Self-hosting ODK Central (under your college dorm bed)
The ODK suite is a robust, and flexible set of tools for collecting data. At my previous employer, we used ODK to collect millions of submissions from dozens of forms, often with associated geolocation information, images, and timestamped metadata. Since the ODK software is open source, we were able to deploy our own ODK instances and host all our data on a cloud service provider, first with ODK Aggregate on AppEngine, then later with ODK Central on Digital Ocean.

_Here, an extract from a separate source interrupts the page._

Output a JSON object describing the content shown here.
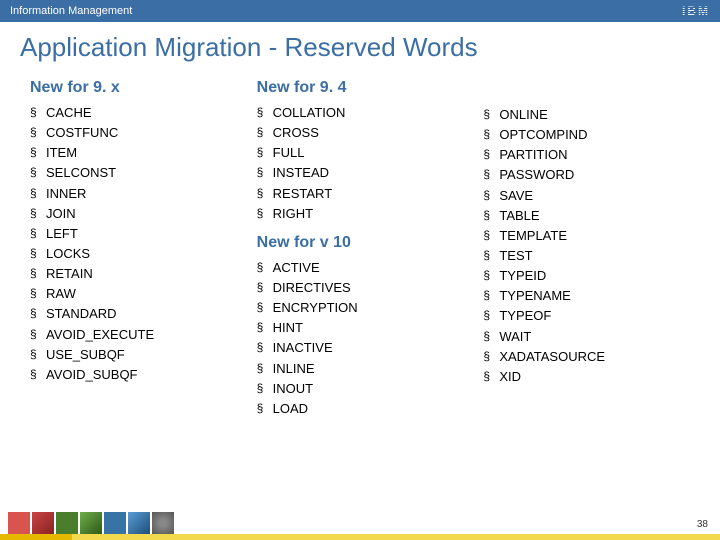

However, once volume gets to be a certain size, running a cloud-based virtual machine (with backups, enough memory for load spikes, etc) can become cost prohibitive. For example, Digital Ocean charges $48 per month at the time of writing for a basic droplet with 8GB of RAM. The costs of the managed ODK offerings start at $200 per month, and competitors such as SurveyCTO are similarly priced. KoboToolbox has a generous free tier, but assuming that your survey will exceed 5000 submissions a month, they will charge $150 for the professional tier.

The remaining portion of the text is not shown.